Africa-Press – CentrAfricaine. À environ 35 années-lumière de la Terre, une petite planète intrigue les astronomes. Les observations du télescope spatial James Webb indiquent que L 98-59 d ne correspond à aucune catégorie classique de planète connue. Ni véritable planète rocheuse, ni monde dominé par l’eau, elle semble posséder un intérieur entièrement fondu capable de stocker d’importantes quantités de soufre.
Un monde volcanique aux propriétés inattendues
L 98-59 d gravite autour d’une naine rouge de la constellation du Poisson austral. Sa taille atteint environ 1,6 fois celle de la Terre, mais sa densité apparaît étonnamment faible pour un monde de ce type. Les observations réalisées avec le télescope spatial James Webb ont révélé dans son atmosphère la présence de gaz soufrés, notamment du sulfure d’hydrogène (H2S) et du dioxyde de soufre. Le sulfure d’hydrogène est une molécule bien connue sur Terre pour son odeur caractéristique d’œuf pourri, mais sur cette planète il semble jouer un rôle beaucoup plus fondamental.

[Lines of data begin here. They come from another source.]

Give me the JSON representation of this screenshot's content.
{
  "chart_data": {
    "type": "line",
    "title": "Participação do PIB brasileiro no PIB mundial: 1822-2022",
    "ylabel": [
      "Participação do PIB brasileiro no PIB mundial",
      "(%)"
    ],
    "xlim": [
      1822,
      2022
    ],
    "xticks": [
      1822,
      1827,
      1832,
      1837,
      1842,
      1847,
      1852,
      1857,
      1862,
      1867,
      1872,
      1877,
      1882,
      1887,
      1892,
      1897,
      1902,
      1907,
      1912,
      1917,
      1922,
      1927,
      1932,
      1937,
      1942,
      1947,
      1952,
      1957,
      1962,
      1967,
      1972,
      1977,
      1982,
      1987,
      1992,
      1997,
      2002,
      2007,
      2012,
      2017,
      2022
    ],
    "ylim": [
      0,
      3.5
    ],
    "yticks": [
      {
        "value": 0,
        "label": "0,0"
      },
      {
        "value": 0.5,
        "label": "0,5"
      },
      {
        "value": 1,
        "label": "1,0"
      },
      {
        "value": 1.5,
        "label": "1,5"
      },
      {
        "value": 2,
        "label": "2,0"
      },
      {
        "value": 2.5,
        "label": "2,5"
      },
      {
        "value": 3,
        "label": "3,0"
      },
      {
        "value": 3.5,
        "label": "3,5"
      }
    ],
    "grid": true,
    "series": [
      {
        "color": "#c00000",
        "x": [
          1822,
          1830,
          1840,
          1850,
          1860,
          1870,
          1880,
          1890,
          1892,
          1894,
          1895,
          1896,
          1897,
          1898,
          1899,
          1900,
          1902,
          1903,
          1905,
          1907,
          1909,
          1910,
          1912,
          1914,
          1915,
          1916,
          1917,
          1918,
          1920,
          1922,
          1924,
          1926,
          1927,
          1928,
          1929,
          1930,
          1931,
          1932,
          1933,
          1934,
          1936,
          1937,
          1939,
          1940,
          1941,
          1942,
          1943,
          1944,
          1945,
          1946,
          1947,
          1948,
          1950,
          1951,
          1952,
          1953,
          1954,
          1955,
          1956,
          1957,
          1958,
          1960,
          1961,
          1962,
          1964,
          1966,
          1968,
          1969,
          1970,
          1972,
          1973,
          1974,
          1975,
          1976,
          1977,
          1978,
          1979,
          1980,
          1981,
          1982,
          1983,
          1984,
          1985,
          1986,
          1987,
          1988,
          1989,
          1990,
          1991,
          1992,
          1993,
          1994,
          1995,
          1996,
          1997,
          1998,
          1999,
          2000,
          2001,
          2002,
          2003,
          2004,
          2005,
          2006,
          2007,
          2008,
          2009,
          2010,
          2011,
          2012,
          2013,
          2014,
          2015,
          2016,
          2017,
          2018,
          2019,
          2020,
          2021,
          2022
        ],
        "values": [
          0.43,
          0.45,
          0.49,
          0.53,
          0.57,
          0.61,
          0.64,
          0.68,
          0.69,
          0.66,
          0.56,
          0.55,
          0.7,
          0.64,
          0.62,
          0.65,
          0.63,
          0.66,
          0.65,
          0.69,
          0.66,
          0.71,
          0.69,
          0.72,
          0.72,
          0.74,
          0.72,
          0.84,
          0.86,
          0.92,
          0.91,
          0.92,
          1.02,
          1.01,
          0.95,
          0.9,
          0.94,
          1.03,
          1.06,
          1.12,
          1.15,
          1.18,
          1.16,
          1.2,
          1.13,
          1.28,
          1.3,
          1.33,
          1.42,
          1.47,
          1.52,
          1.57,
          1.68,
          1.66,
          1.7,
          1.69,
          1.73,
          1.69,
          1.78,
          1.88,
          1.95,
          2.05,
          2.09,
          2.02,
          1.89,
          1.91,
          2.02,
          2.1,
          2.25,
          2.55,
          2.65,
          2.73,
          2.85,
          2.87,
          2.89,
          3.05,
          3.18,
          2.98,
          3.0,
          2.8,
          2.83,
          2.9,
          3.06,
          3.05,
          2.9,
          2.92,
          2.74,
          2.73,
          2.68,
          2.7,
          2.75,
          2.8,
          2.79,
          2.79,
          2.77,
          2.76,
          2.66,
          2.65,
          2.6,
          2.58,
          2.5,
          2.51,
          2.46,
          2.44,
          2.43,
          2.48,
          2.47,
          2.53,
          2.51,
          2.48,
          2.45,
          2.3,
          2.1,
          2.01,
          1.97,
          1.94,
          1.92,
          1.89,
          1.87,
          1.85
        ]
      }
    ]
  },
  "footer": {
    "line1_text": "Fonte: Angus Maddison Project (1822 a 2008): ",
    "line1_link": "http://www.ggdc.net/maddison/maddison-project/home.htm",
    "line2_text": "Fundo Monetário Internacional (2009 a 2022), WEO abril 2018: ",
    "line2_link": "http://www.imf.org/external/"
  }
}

Pour comprendre cette signature chimique inhabituelle, des chercheurs de l’université d’Oxford, de l’université de Groningen, de l’université de Leeds et de l’ETH Zurich ont utilisé des simulations numériques pour reconstruire l’histoire de la planète depuis sa formation. Les résultats sont publiés dans la revue Nature Astronomy.
Les modèles indiquent que le manteau de L 98-59 d serait constitué de silicates fondus, autrement dit d’un océan global de magma pouvant s’étendre sur plusieurs milliers de kilomètres de profondeur. Ce réservoir interne agirait comme une gigantesque « éponge chimique », capable d’absorber et de relâcher du soufre sur des milliards d’années. « Cette découverte suggère que les catégories que les astronomes utilisent pour décrire les petites planètes sont probablement trop simples », explique dans un communiqué Harrison Nicholls, premier auteur de l’étude. « Ce monde en fusion est peu susceptible d’abriter la vie, mais il montre à quel point la diversité des planètes peut être grande ».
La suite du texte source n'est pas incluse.